Dr Lorna Clarson, Clinical Chair for Stoke-on-Trent Clinical Commissioning Group
“The independent voice provided by Healthwatch Staffordshire and Healthwatch Stoke-on-Trent is a crucial part of the Together We’re Better partnership. This very welcome report, which captures the views of local people on what they want to see change in health and care following the publication of the NHS Long Term Plan, will form a key building block in the development of our refreshed Five Year Plan, due out in the autumn. We thank Healthwatch Staffordshire and Healthwatch Stoke-on-Trent for carrying out this work.”
Sir Neil McKay, Together We’re Better Chair
Click here for the full report
Key recommendations were:
Focus on prevention including identification of priority areas based on population health together with long-term financial investment and a clear line of accountability for achieving positive change.
• Health and Care services to develop a joined-up approach to communication and information provision for all members of our communities so that they are enabled to keep themselves well whilst taking account of Data Protection legislation.
• Community assets that alleviate loneliness or promote communities should be considered, monitored and recognised as integral to the overall approach. This includes engaging the third sector in a meaningful way and accepting that financial investment is needed in the third sector if a gap cannot be met by health and care services.
• Transport should be understood as a key determinant of health, especially in rural communities. It should be at the heart of planning beyond the placement of health and care services and done so jointly.

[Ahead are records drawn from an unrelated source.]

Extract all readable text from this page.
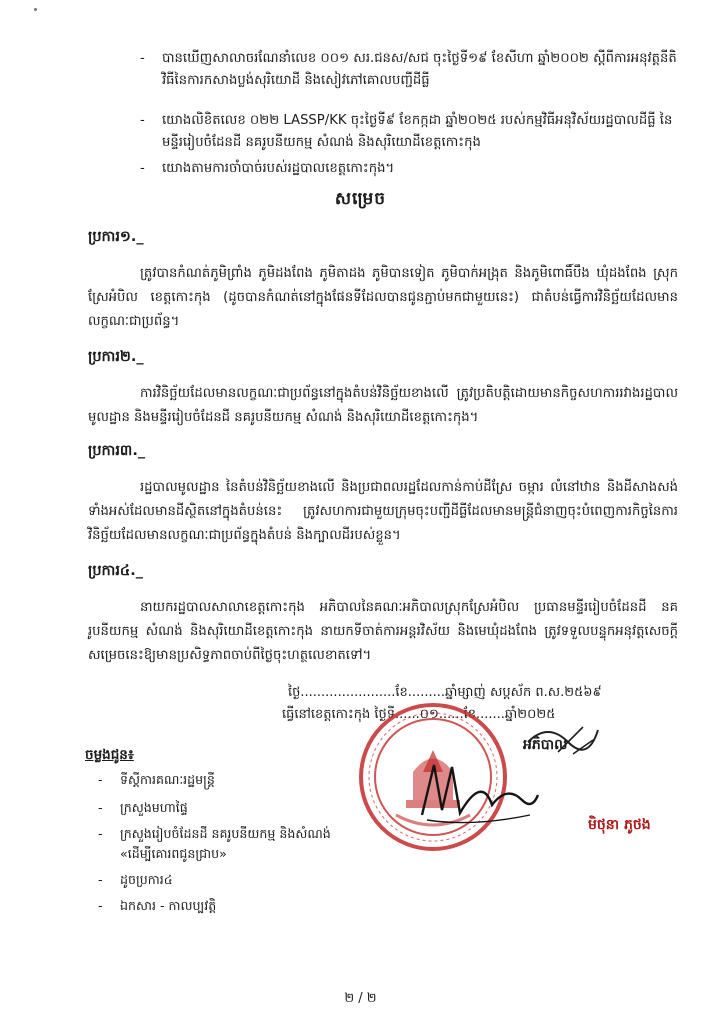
- បានឃើញសាលាចរណែនាំលេខ ០០១ សរ.ជនស/សជ ចុះថ្ងៃទី១៩ ខែសីហា ឆ្នាំ២០០២ ស្តីពីការអនុវត្តនីតិវិធីនៃការកសាងប្លង់សុរិយោដី និងសៀវភៅគោលបញ្ជីដីធ្លី
- យោងលិខិតលេខ ០២២ LASSP/KK ចុះថ្ងៃទី៩ ខែកក្កដា ឆ្នាំ២០២៥ របស់កម្មវិធីអនុវិស័យរដ្ឋបាលដីធ្លី នៃមន្ទីររៀបចំដែនដី នគរូបនីយកម្ម សំណង់ និងសុរិយោដីខេត្តកោះកុង
- យោងតាមការចាំបាច់របស់រដ្ឋបាលខេត្តកោះកុង។
សម្រេច
ប្រការ១._
ត្រូវបានកំណត់ភូមិព្រាំង ភូមិដងពែង ភូមិតាដង ភូមិបានទៀត ភូមិបាក់អង្រុត និងភូមិពោធិ៍បឹង ឃុំដងពែង ស្រុកស្រែអំបិល ខេត្តកោះកុង (ដូចបានកំណត់នៅក្នុងផែនទីដែលបានជូនភ្ជាប់មកជាមួយនេះ) ជាតំបន់ធ្វើការវិនិច្ឆ័យដែលមានលក្ខណៈជាប្រព័ន្ធ។
ប្រការ២._
ការវិនិច្ឆ័យដែលមានលក្ខណៈជាប្រព័ន្ធនៅក្នុងតំបន់វិនិច្ឆ័យខាងលើ ត្រូវប្រតិបត្តិដោយមានកិច្ចសហការរវាងរដ្ឋបាលមូលដ្ឋាន និងមន្ទីររៀបចំដែនដី នគរូបនីយកម្ម សំណង់ និងសុរិយោដីខេត្តកោះកុង។
ប្រការ៣._
រដ្ឋបាលមូលដ្ឋាន នៃតំបន់វិនិច្ឆ័យខាងលើ និងប្រជាពលរដ្ឋដែលកាន់កាប់ដីស្រែ ចម្ការ លំនៅឋាន និងដីសាងសង់ទាំងអស់ដែលមានដីស្ថិតនៅក្នុងតំបន់នេះ ត្រូវសហការជាមួយក្រុមចុះបញ្ជីដីធ្លីដែលមានមន្ត្រីជំនាញចុះបំពេញការកិច្ចនៃការវិនិច្ឆ័យដែលមានលក្ខណៈជាប្រព័ន្ធក្នុងតំបន់ និងក្បាលដីរបស់ខ្លួន។
ប្រការ៤._
នាយករដ្ឋបាលសាលាខេត្តកោះកុង អភិបាលនៃគណៈអភិបាលស្រុកស្រែអំបិល ប្រធានមន្ទីររៀបចំដែនដី នគរូបនីយកម្ម សំណង់ និងសុរិយោដីខេត្តកោះកុង នាយកទីចាត់ការអន្តរវិស័យ និងមេឃុំដងពែង ត្រូវទទួលបន្ទុកអនុវត្តសេចក្តីសម្រេចនេះឱ្យមានប្រសិទ្ធភាពចាប់ពីថ្ងៃចុះហត្ថលេខាតទៅ។
ថ្ងៃ.......................ខែ.........ឆ្នាំម្សាញ់ សប្តស័ក ព.ស.២៥៦៩
ធ្វើនៅខេត្តកោះកុង ថ្ងៃទី......០១......ខែ.......ឆ្នាំ២០២៥
អភិបាល
មិថុនា ភូថង
ចម្លងជូន៖
- ទីស្តីការគណៈរដ្ឋមន្ត្រី
- ក្រសួងមហាផ្ទៃ
- ក្រសួងរៀបចំដែនដី នគរូបនីយកម្ម និងសំណង់
«ដើម្បីគោរពជូនជ្រាប»
- ដូចប្រការ៤
- ឯកសារ - កាលប្បវត្តិ
២ / ២
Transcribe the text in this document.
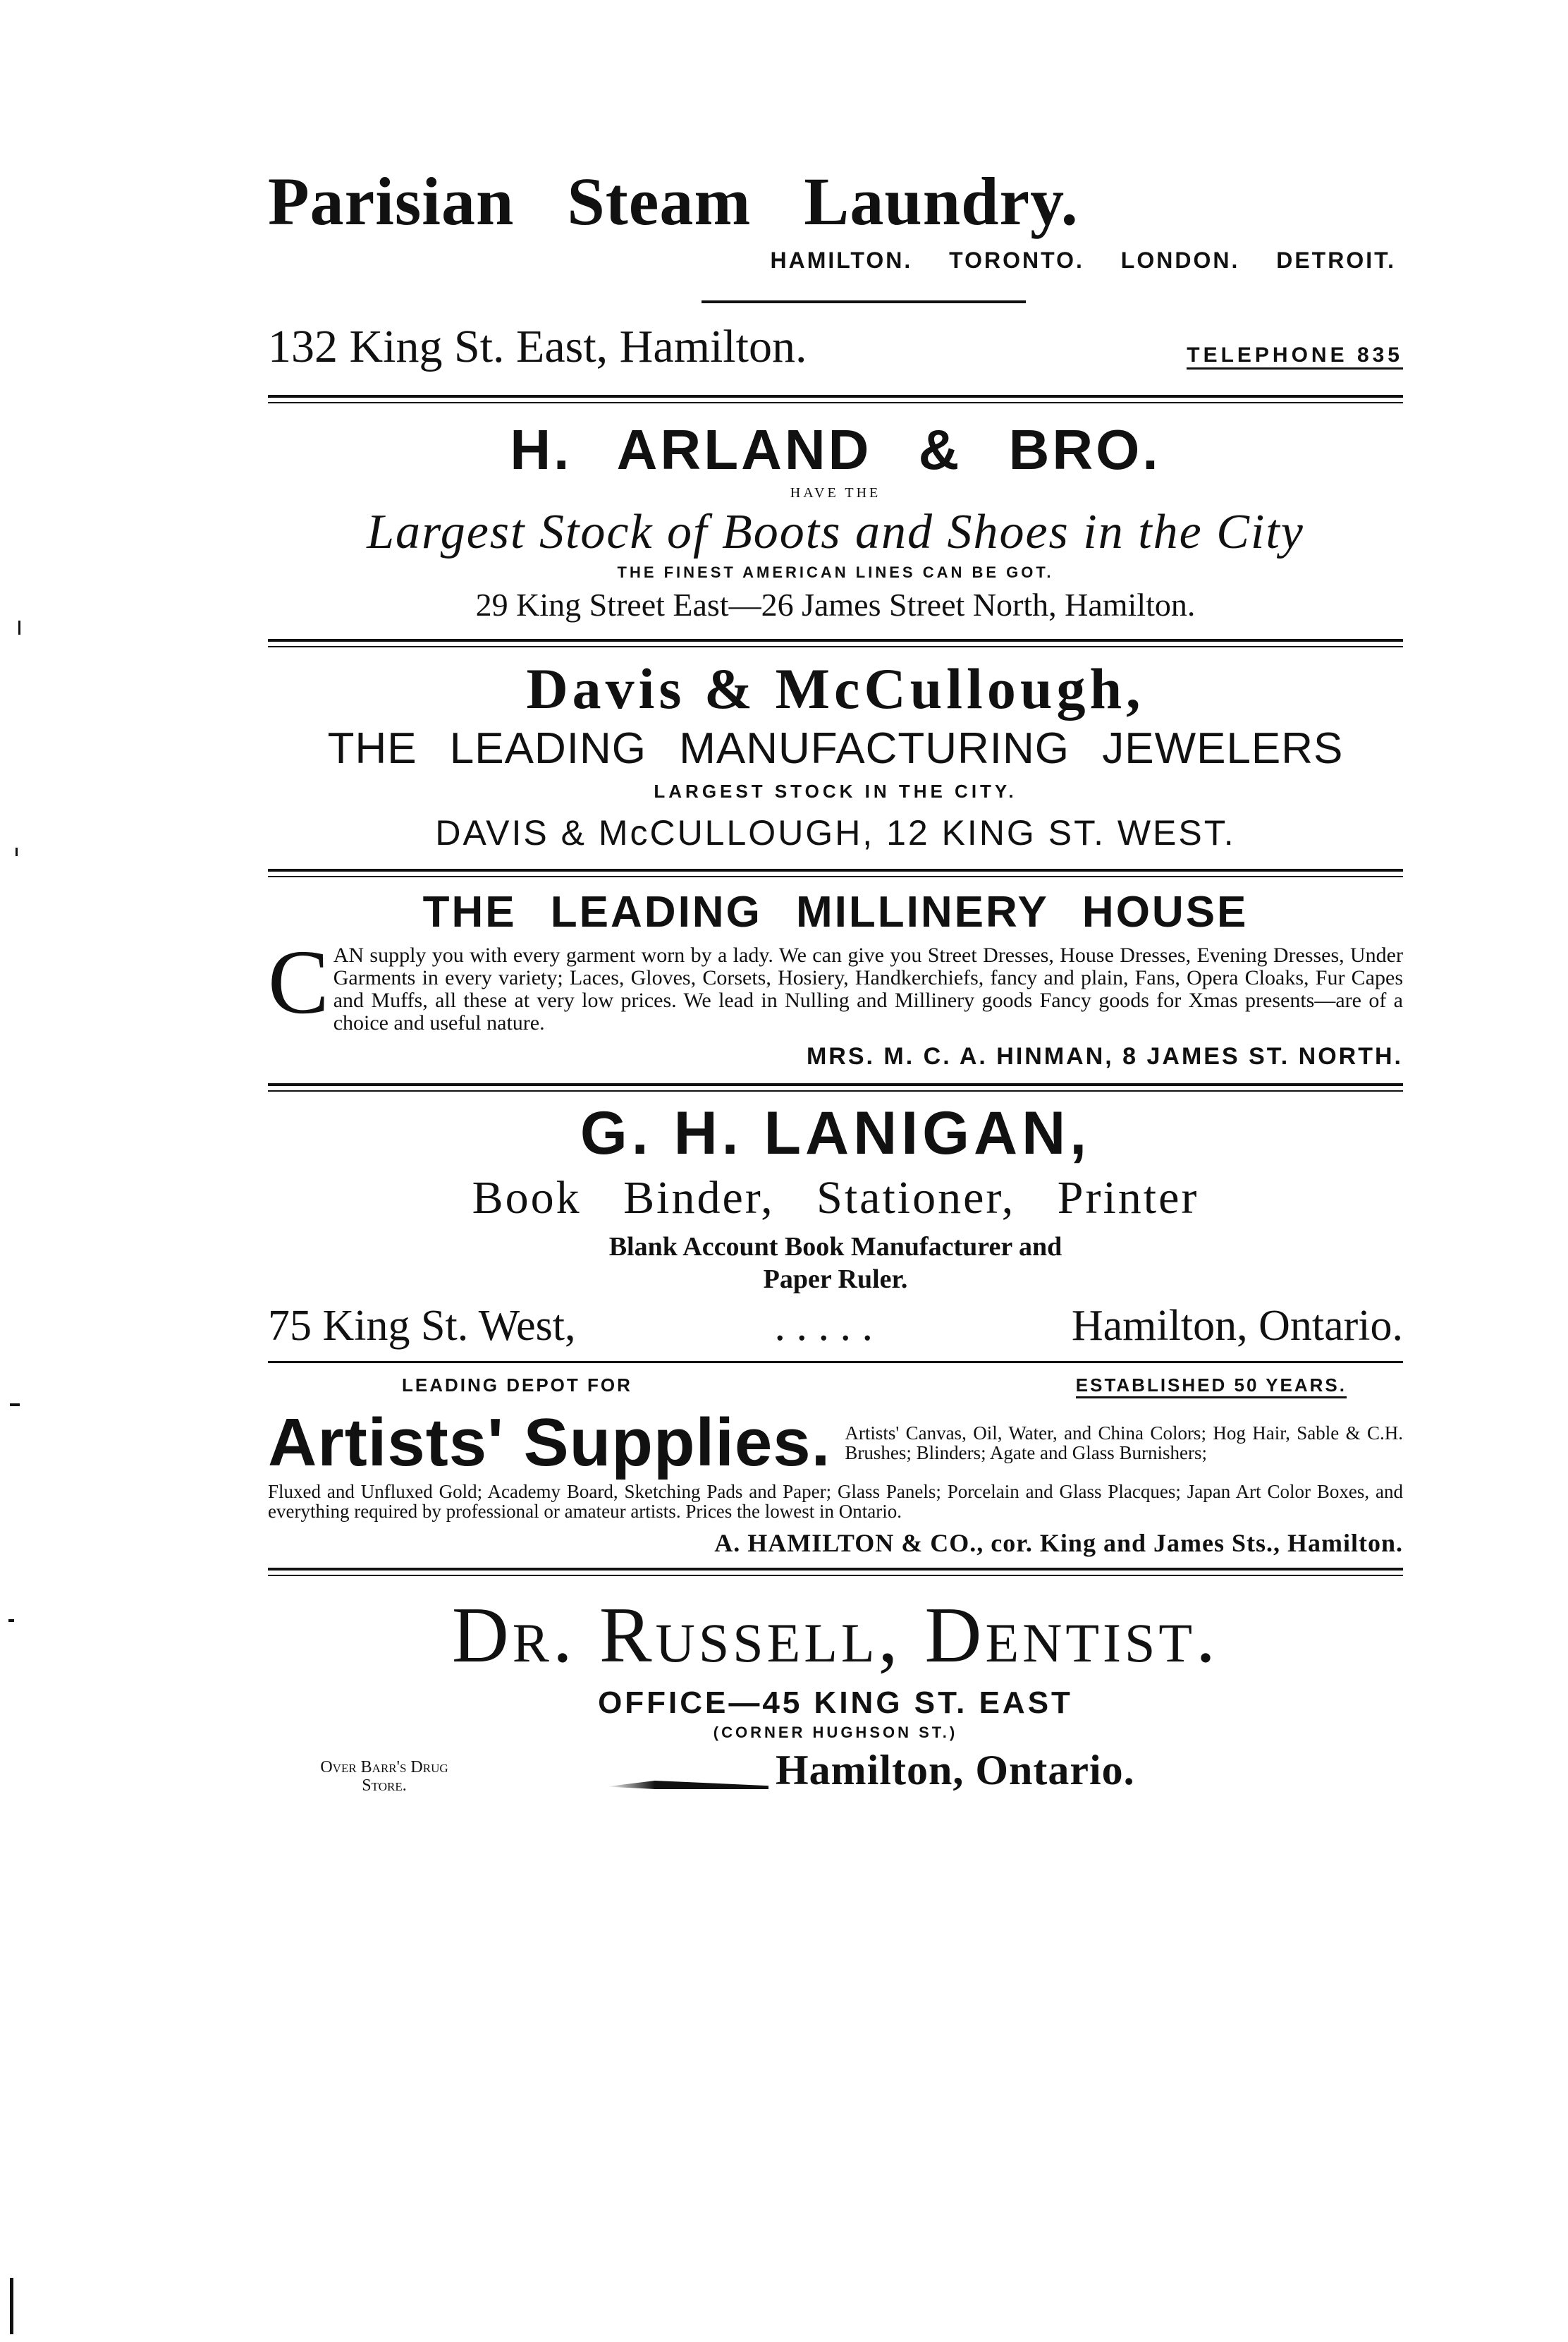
Parisian Steam Laundry.
HAMILTON. TORONTO. LONDON. DETROIT.
132 King St. East, Hamilton.	TELEPHONE 835
H. ARLAND & BRO.
HAVE THE
Largest Stock of Boots and Shoes in the City
THE FINEST AMERICAN LINES CAN BE GOT.
29 King Street East—26 James Street North, Hamilton.
Davis & McCullough,
THE LEADING MANUFACTURING JEWELERS
LARGEST STOCK IN THE CITY.
DAVIS & McCULLOUGH, 12 KING ST. WEST.
THE LEADING MILLINERY HOUSE
C AN supply you with every garment worn by a lady. We can give you Street Dresses, House Dresses, Evening Dresses, Under Garments in every variety; Laces, Gloves, Corsets, Hosiery, Handkerchiefs, fancy and plain, Fans, Opera Cloaks, Fur Capes and Muffs, all these at very low prices. We lead in Nulling and Millinery goods Fancy goods for Xmas presents—are of a choice and useful nature.
MRS. M. C. A. HINMAN, 8 JAMES ST. NORTH.
G. H. LANIGAN,
Book Binder, Stationer, Printer
Blank Account Book Manufacturer and
Paper Ruler.
75 King St. West,	. . . . .	Hamilton, Ontario.
LEADING DEPOT FOR	ESTABLISHED 50 YEARS.
Artists' Supplies. Artists' Canvas, Oil, Water, and China Colors; Hog Hair, Sable & C.H. Brushes; Blinders; Agate and Glass Burnishers;
Fluxed and Unfluxed Gold; Academy Board, Sketching Pads and Paper; Glass Panels; Porcelain and Glass Placques; Japan Art Color Boxes, and everything required by professional or amateur artists. Prices the lowest in Ontario.
A. HAMILTON & CO., cor. King and James Sts., Hamilton.
Dr. Russell, Dentist.
OFFICE—45 KING ST. EAST
(CORNER HUGHSON ST.)
Over Barr's Drug
Store.	Hamilton, Ontario.
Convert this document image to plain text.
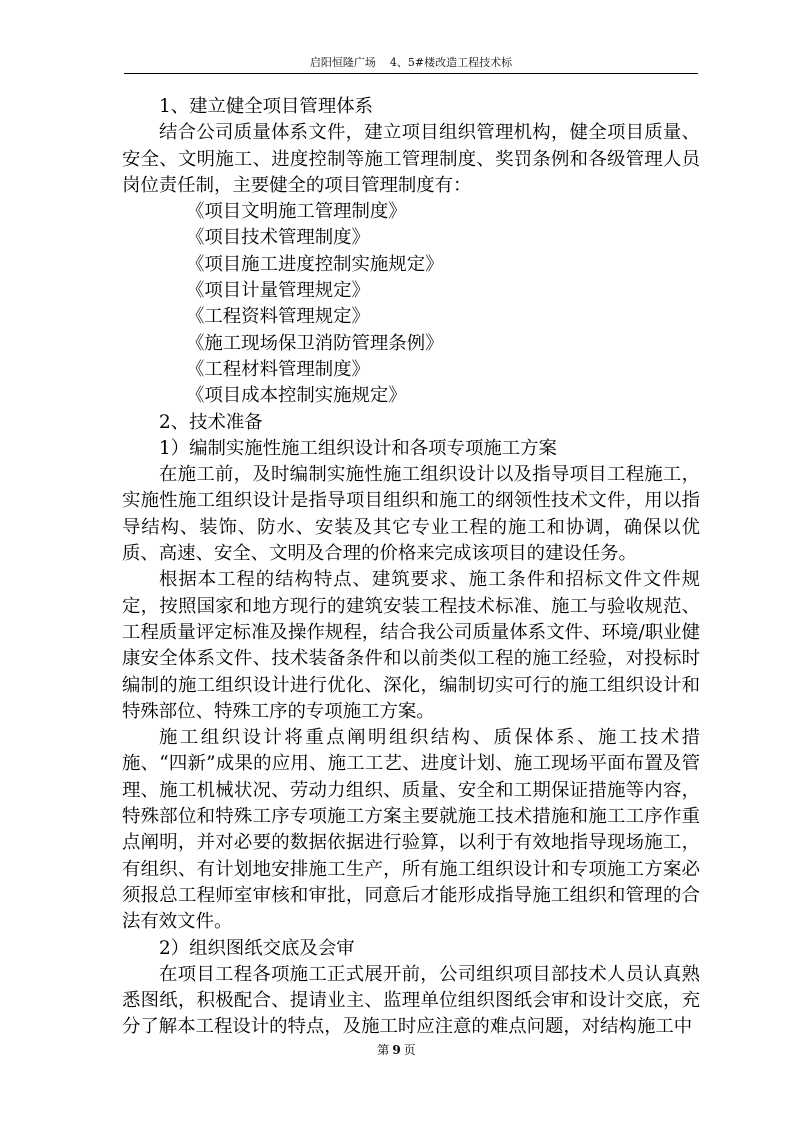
启阳恒隆广场 4、5#楼改造工程技术标

1、建立健全项目管理体系

结合公司质量体系文件，建立项目组织管理机构，健全项目质量、安全、文明施工、进度控制等施工管理制度、奖罚条例和各级管理人员岗位责任制，主要健全的项目管理制度有：

《项目文明施工管理制度》

《项目技术管理制度》

《项目施工进度控制实施规定》

《项目计量管理规定》

《工程资料管理规定》

《施工现场保卫消防管理条例》

《工程材料管理制度》

《项目成本控制实施规定》

2、技术准备

1）编制实施性施工组织设计和各项专项施工方案

在施工前，及时编制实施性施工组织设计以及指导项目工程施工，实施性施工组织设计是指导项目组织和施工的纲领性技术文件，用以指导结构、装饰、防水、安装及其它专业工程的施工和协调，确保以优质、高速、安全、文明及合理的价格来完成该项目的建设任务。

根据本工程的结构特点、建筑要求、施工条件和招标文件文件规定，按照国家和地方现行的建筑安装工程技术标准、施工与验收规范、工程质量评定标准及操作规程，结合我公司质量体系文件、环境/职业健康安全体系文件、技术装备条件和以前类似工程的施工经验，对投标时编制的施工组织设计进行优化、深化，编制切实可行的施工组织设计和特殊部位、特殊工序的专项施工方案。

施工组织设计将重点阐明组织结构、质保体系、施工技术措施、“四新”成果的应用、施工工艺、进度计划、施工现场平面布置及管理、施工机械状况、劳动力组织、质量、安全和工期保证措施等内容，特殊部位和特殊工序专项施工方案主要就施工技术措施和施工工序作重点阐明，并对必要的数据依据进行验算，以利于有效地指导现场施工，有组织、有计划地安排施工生产，所有施工组织设计和专项施工方案必须报总工程师室审核和审批，同意后才能形成指导施工组织和管理的合法有效文件。

2）组织图纸交底及会审

在项目工程各项施工正式展开前，公司组织项目部技术人员认真熟悉图纸，积极配合、提请业主、监理单位组织图纸会审和设计交底，充分了解本工程设计的特点，及施工时应注意的难点问题，对结构施工中

第 9 页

• Carers should be supported to fulfil their role and services such as respite given higher priority.
• Access to mental health should be improved and recognition of possible mental health conditions be considered when diagnosing conditions.
• The use of technology in healthcare should be a choice, addressing the needs of patients who may not be comfortable with it but maximising opportunity for those that are.
• Easier access to test results and information where appropriate so that patients can become active participants in their care.
• Improved communication between services and move towards an integrated, digital system.
• GP reception staff should be trained to communicate with young people and other vulnerable groups to enable them to feel more confident to engage. This should form part of Care Navigation training where delivered.
• Every effort should be made to ensure continuity of care in all settings, especially with at-risk groups and young people for whom the building of a relationship is important.
• The NHS’ comprehensive service should extend to residential care and care homes, providing simple access to services such as physio’s, occupational therapists, dentists and district nursing, hearing specialists and others.
• Staff training in care homes should be key priority for the NHS as well as increased supervision of establishments where required.